New Weird
The New Weird movement is a post-modernist take on certain kinds of literary genre fiction. In a nutshell, it's a specific genre of Scifi/Fantasy/Horror literature that does not follow the conventions of derivative Sci Fi, Fantasy or Horror, without being an outright parody or deconstruction. It took off in the mid-nineties, and was at its peak in the early-to-mid Turn of the Millennium.
New Weird incorporates elements from certain genres, but tries to avoid being typecast as stereotypical examples of any of them. The purpose of the movement is partly as backlash against the lack of respect that sci-fi, fantasy and horror works get. Proponents of New Weird are of the not unreasonable belief that the reason genre fiction is held in such low regards is because it caters to a very specific audience who likes to read the same sorts of things. The word "Fantasy" becoming almost a brand name that invokes the idea of pseudo-Europeans living in medieval times using sorcery while Tolkienesque elves and/or dragons putter around somewhere in the background. Sci-fi and Horror share similar fates, just with different connotations (spaceships, aliens and explosions for the former; serial killers, monsters and the undead for the latter). Some writers in the genre are playing right into the Sci Fi Ghetto themselves, with the belief that any Science Fiction that does not involve spaceships, robots and lasers must be an entirely new genre.
Genres such as Romance or Historical Fiction do not lend themselves as well to the concept of New Weird. Writing characters in a non-mundane setting would end up with the work in question being recategorized as science fiction or fantasy.
Works in the New Weird genre are therefore, heavy in their use of Deconstructor Fleets and Mind Screw. Some of them may even take on a disdainful stance against the genres they hailed from, with liberal amounts of Take That. New Weird fiction will often - but does not have to - take place in an Urban Fantasy setting. For some reason, the various "punk" subgenres are acceptable, if not downright embraced in New Weird fiction. For the most part, anything goes as long as it doesn't Follow the Leader.

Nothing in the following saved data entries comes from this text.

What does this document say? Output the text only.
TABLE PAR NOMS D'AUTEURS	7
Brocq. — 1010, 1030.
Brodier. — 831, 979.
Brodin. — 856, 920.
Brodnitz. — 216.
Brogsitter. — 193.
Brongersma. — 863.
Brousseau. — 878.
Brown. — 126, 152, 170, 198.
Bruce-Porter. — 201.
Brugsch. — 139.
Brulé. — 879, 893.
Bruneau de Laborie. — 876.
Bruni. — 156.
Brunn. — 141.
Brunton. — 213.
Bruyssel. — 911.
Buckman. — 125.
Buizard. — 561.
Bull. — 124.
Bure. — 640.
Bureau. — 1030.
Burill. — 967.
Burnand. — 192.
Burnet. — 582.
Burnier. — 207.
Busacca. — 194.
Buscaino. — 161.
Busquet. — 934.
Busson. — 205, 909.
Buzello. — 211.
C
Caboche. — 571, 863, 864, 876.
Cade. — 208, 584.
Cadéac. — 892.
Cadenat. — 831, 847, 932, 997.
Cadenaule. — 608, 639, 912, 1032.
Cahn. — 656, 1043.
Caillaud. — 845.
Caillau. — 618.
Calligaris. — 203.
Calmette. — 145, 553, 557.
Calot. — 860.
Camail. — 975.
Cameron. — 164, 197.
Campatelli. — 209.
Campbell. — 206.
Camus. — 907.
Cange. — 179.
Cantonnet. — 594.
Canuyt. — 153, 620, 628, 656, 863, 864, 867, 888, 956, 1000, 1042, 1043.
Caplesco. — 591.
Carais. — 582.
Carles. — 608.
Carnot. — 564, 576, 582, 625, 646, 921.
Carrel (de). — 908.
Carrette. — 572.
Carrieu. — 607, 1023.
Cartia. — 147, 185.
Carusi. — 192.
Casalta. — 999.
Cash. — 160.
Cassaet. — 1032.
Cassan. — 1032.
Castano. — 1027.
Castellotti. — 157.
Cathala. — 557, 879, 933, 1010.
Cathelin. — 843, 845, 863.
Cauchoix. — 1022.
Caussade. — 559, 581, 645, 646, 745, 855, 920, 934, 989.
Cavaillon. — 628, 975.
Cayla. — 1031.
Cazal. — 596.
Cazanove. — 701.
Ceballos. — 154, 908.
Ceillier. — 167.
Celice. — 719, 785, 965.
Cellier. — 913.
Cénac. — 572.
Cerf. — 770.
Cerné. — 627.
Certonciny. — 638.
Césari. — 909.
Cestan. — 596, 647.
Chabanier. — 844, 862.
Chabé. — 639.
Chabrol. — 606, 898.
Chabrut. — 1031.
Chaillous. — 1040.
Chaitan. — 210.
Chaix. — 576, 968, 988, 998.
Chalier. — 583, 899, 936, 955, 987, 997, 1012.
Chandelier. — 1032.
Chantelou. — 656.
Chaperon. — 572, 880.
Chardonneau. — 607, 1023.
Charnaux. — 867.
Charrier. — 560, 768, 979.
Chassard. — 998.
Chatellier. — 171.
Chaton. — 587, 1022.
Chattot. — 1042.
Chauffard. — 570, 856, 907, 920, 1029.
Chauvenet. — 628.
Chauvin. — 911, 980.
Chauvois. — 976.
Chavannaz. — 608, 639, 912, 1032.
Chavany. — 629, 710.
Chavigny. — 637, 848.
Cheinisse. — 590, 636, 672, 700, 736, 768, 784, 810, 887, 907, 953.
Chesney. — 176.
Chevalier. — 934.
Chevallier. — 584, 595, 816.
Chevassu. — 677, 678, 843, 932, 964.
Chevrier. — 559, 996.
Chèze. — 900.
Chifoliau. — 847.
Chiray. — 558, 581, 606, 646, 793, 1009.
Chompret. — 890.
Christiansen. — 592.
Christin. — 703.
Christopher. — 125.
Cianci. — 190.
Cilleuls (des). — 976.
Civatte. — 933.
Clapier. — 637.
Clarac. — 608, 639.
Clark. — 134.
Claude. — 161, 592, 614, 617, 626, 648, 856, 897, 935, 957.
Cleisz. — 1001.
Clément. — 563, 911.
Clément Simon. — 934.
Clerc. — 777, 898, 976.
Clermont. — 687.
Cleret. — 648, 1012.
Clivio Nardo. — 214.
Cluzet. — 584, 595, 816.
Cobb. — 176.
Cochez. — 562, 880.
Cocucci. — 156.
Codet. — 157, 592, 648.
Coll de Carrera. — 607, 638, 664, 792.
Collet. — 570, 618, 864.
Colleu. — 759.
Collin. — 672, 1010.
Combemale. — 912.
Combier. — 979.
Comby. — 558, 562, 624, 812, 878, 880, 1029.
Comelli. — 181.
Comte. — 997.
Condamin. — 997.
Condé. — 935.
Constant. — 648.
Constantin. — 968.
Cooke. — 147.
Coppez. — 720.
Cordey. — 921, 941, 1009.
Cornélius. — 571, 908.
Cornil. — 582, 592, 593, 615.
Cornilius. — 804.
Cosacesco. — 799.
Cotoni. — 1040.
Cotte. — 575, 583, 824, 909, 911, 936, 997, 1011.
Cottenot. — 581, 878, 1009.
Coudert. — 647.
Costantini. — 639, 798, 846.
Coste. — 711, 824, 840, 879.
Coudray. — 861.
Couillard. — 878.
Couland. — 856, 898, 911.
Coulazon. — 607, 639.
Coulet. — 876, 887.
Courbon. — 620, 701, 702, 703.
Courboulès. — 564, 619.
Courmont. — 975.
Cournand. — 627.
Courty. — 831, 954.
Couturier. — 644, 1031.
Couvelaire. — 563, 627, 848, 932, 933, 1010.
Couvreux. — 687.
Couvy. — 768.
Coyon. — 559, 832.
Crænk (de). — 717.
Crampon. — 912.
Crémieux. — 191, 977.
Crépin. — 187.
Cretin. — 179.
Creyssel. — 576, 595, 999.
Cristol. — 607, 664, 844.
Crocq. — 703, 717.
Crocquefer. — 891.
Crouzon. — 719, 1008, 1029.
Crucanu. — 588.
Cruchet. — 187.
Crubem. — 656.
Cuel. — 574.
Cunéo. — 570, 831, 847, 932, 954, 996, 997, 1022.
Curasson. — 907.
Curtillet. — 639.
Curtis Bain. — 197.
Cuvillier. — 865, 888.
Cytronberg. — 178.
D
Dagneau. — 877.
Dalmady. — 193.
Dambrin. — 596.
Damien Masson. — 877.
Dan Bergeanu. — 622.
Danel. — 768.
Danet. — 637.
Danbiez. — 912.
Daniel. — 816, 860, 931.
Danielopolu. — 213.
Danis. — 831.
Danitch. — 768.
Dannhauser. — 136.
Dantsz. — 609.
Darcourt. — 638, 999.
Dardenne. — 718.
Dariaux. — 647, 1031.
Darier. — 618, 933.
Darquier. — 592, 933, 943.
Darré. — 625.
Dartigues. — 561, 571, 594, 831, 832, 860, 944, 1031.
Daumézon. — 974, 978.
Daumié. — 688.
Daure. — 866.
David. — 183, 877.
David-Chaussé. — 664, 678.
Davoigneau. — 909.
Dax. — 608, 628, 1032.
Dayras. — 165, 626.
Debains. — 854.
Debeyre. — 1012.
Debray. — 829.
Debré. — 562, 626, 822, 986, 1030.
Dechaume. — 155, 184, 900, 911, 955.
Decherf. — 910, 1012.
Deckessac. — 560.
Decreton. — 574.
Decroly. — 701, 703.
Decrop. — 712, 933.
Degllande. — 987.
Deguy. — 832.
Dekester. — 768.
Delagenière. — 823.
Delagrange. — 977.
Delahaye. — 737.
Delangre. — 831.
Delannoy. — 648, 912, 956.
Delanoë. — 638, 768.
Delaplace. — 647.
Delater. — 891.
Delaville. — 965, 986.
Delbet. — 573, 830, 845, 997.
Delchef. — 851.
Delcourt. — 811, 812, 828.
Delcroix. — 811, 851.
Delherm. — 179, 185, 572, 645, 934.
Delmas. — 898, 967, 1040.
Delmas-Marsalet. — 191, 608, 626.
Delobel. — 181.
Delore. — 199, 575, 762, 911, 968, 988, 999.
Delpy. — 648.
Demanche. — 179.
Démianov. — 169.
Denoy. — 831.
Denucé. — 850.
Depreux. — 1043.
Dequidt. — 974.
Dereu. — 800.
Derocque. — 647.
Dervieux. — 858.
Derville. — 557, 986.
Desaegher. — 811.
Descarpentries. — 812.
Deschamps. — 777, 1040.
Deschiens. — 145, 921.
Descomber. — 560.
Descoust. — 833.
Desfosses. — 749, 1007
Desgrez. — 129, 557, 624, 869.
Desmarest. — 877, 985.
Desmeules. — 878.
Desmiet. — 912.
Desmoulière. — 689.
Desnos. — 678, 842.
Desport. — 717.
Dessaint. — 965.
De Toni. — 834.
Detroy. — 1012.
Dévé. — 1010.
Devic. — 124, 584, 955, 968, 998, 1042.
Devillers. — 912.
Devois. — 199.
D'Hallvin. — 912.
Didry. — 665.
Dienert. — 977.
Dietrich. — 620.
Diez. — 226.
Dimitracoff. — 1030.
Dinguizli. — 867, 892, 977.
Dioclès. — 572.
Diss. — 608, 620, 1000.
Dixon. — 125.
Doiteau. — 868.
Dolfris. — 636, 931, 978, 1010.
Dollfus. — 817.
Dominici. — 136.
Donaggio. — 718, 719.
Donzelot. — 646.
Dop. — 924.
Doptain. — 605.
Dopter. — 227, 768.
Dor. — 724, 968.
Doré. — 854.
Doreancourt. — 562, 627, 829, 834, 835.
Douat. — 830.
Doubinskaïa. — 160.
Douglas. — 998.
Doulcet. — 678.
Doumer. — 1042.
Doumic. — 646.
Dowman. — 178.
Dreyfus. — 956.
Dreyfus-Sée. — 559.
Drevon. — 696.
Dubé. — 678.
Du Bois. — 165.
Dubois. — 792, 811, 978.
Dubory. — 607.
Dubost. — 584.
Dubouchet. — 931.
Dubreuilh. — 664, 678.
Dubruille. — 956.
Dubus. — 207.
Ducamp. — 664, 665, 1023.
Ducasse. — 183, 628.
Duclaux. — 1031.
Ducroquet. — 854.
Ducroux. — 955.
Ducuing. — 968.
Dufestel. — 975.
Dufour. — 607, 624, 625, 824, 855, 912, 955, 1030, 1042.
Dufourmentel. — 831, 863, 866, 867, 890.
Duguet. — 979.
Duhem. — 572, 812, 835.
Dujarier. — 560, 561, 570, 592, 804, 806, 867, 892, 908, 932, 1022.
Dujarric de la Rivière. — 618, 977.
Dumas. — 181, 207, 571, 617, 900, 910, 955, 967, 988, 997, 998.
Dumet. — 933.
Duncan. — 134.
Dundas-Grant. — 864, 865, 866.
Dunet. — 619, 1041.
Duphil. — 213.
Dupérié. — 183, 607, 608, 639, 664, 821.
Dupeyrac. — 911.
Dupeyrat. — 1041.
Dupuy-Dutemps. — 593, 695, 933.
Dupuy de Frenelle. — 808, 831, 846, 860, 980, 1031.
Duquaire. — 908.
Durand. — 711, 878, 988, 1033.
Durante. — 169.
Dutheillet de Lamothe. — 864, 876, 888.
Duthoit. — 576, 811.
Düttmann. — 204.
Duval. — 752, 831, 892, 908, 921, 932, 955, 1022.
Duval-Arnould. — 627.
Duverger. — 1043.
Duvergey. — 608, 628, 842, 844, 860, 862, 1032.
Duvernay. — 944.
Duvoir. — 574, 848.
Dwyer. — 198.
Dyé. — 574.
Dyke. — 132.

See also, Sci Fi Ghetto, Speculative Fiction and Genre Busting. Not to be confused with Bizarro Fiction, Weird Science, or Weird West.
- Most of China Mieville's writing, actually. Mieville himself is the Trope Namer.
- The Etched City, by K.J. Bishop.
- Phillip Pullman's His Dark Materials trilogy.
- House of Leaves by Mark Z. Danielewski.
- The Iron Dragons Daughter, by Michael Swanwick.
- Author Johanna Sinisalo does this genre among other fantasy.
- Kafka on the Shore
- Most of Neil Gaiman's stuff:
- southernfriedweirdness.com - a website that compiles New Weird stories.
- Tales of the Talisman is a magazine that will only publish stories in this genre.
- The works of Ann and Jeff VanderMeer
- Vurt
- Going Bovine
- Most of Jasper Fforde's work is this.
- Some of Dan Simmons' work can also fall into this, since he definitely blends and deconstructs and blends the types speculative fiction in all of his works; on the other hand, the end result tends to end up looking enough like science fiction or horror that it can be put into one of those categories.
- Thomas Ligotti is often considered part of the New Weird, though his work is usually far less overtly post-modern than his contemporaries', with a few exceptions.
- His short story Vastarien is something of a Trope Codifier for the kinds of odd settings popular in New Weird.
- Samuel R. Delany's Dhalgren.
- The SCP Foundation is about building an entire Verse at the intersection of Magical Realism, Urban Fantasy, Hard Science Fiction, Bizarro Fiction, and Cosmic Horror. The community is especially fond of inverting, deconstructing, and having reality ensue on even the most sacred of classic genre tropes... but also reconstructs those same tropes with a fresh spin that makes the reader see them in an entirely new light.